Working Class Man
- Author: Jimmy Barnes
- Language: English
- Genre: memoir
- Published: 2017 (HarperCollins)
- Publication place: Australia
- Media type: Print (hardback)
- Pages: 512
- ISBN: 9781460753422

= Working Class Man (memoir) =

2017 memoir by Jimmy Barnes

Working Class Man is the 2017 memoir by Jimmy Barnes, and sequel to his 2016 Working Class Boy.

On 3 May 2018, Barnes won the biography of the year at the Australian Book Industry Awards for the second year in a row.

==Reception==
Michael Dwyer from The Sydney Morning Herald called the memoir "honest" and said "It begins exactly where last year's Working Class Boy ended: on a tenuous high note, with our hero escaping an Adelaide childhood of grim poverty and violent abuse in the back of Cold Chisel's truck." adding "For vintage Chisel fans, frank and ample disclosures about band dynamics and company business are in keeping with Barnes' hugely readable, no-bullshit style. The isolation and self-doubt of his solo years are laid bare too, as he reels from one arranged American songwriting marriage to another in a chemical-hoovering fury."

David Free from The Australian said this is a sequel "in the fullest sense of the word". Free said "Read this one by itself and you will find yourself looking at a cliche: the self-destructive rock star. But the first book lets you know, in pitiless detail, exactly what the self-destroyer was out to destroy. In this respect and others, the first book shines a light into the second. The adult who behaved like a child is explained, in large part, by the child who had to behave like an adult.".

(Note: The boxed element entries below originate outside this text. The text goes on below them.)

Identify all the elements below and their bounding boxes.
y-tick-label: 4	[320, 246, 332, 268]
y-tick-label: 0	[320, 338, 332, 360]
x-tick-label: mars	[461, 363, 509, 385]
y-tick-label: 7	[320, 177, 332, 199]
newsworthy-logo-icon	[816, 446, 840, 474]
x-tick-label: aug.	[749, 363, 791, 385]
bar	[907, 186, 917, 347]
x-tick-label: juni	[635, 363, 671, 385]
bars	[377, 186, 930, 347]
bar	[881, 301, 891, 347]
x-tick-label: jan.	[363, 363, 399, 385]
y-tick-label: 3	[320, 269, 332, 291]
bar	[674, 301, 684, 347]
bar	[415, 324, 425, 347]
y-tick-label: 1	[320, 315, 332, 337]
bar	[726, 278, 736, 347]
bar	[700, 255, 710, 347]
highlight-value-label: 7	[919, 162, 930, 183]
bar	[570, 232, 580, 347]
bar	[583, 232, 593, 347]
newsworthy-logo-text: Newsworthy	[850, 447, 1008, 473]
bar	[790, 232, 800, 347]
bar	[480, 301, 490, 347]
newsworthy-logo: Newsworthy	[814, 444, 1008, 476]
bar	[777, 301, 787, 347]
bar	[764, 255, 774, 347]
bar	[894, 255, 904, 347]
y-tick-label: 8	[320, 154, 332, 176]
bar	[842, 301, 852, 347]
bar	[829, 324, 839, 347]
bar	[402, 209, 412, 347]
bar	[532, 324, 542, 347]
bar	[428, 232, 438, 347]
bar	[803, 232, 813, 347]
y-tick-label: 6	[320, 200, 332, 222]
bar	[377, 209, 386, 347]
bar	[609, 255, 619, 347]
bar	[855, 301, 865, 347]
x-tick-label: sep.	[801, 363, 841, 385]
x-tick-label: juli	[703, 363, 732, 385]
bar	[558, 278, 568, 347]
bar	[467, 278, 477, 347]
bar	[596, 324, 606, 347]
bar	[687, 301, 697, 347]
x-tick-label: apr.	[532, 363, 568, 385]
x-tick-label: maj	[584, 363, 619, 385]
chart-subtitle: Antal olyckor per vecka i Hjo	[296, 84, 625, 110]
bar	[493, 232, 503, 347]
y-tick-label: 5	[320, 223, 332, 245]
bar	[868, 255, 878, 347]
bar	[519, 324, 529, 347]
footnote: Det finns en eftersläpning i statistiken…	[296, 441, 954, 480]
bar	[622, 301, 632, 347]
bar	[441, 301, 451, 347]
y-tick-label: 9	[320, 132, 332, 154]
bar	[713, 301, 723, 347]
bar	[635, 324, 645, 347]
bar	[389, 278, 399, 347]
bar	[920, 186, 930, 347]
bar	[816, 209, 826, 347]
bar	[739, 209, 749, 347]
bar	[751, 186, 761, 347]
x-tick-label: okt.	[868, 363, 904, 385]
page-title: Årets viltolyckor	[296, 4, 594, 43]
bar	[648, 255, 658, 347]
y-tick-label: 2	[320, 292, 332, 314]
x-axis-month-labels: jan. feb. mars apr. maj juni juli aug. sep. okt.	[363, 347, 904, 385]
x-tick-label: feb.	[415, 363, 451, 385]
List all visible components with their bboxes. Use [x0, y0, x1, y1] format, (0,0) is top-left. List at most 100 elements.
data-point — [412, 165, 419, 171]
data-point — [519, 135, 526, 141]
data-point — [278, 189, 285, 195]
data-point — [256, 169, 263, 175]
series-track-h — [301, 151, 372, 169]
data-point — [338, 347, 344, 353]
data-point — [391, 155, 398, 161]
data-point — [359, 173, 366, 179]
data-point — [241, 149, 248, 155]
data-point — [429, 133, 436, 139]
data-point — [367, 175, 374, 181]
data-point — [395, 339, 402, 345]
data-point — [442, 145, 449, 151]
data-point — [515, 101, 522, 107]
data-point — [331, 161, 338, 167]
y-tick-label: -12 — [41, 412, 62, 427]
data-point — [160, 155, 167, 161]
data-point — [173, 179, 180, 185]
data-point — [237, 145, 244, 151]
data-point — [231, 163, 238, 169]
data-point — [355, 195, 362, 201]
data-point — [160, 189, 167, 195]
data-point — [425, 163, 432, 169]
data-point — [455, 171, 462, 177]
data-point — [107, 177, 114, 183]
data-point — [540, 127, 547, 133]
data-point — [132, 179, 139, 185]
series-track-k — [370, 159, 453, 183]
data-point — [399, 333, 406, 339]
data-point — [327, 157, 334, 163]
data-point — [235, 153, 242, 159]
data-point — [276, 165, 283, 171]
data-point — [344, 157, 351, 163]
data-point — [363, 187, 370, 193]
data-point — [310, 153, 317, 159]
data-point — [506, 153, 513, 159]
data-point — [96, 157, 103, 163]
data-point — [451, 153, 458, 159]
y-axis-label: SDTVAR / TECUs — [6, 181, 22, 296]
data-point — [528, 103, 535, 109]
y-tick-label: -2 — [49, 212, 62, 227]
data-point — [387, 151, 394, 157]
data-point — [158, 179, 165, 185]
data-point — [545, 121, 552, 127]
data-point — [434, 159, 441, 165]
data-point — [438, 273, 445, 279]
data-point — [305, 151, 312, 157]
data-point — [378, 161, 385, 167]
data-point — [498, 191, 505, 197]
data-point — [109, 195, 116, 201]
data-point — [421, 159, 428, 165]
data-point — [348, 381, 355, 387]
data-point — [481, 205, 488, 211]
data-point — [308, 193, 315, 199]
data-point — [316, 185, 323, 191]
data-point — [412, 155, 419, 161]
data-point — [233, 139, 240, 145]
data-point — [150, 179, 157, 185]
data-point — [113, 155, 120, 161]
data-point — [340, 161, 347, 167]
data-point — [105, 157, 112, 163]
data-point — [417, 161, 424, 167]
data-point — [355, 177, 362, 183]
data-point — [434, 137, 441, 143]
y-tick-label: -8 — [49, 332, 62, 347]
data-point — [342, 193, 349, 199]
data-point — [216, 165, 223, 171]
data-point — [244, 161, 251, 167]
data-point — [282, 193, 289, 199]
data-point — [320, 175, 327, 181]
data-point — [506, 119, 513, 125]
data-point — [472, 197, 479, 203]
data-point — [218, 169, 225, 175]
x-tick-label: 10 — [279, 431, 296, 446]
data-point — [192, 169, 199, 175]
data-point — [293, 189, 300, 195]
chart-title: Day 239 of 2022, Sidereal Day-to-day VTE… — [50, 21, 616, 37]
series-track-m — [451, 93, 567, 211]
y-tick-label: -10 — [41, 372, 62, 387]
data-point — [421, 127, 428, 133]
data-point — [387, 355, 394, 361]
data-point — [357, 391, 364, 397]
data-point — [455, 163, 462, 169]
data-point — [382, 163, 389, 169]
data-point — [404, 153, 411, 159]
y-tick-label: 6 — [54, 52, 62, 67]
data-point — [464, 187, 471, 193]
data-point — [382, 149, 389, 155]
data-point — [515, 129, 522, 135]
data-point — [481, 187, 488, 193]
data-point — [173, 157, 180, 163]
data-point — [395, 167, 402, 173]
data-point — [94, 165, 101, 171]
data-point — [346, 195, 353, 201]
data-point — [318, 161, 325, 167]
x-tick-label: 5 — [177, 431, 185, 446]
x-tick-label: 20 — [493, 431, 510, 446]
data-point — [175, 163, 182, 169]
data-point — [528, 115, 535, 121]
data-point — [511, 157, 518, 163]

John Purcell said "In Working Class Man Jimmy tells us in his famously direct and raw style, what it was really like to be in Cold Chisel, one of Australia's most iconic bands, as well as what life was like as a record breaking solo artist. Jimmy does not flinch, he tells it as it is: the drugs, the sex, the money, the highs and the even higher highs and those heartbreaking lows. This book has already shocked early readers with its honesty. This is the real deal."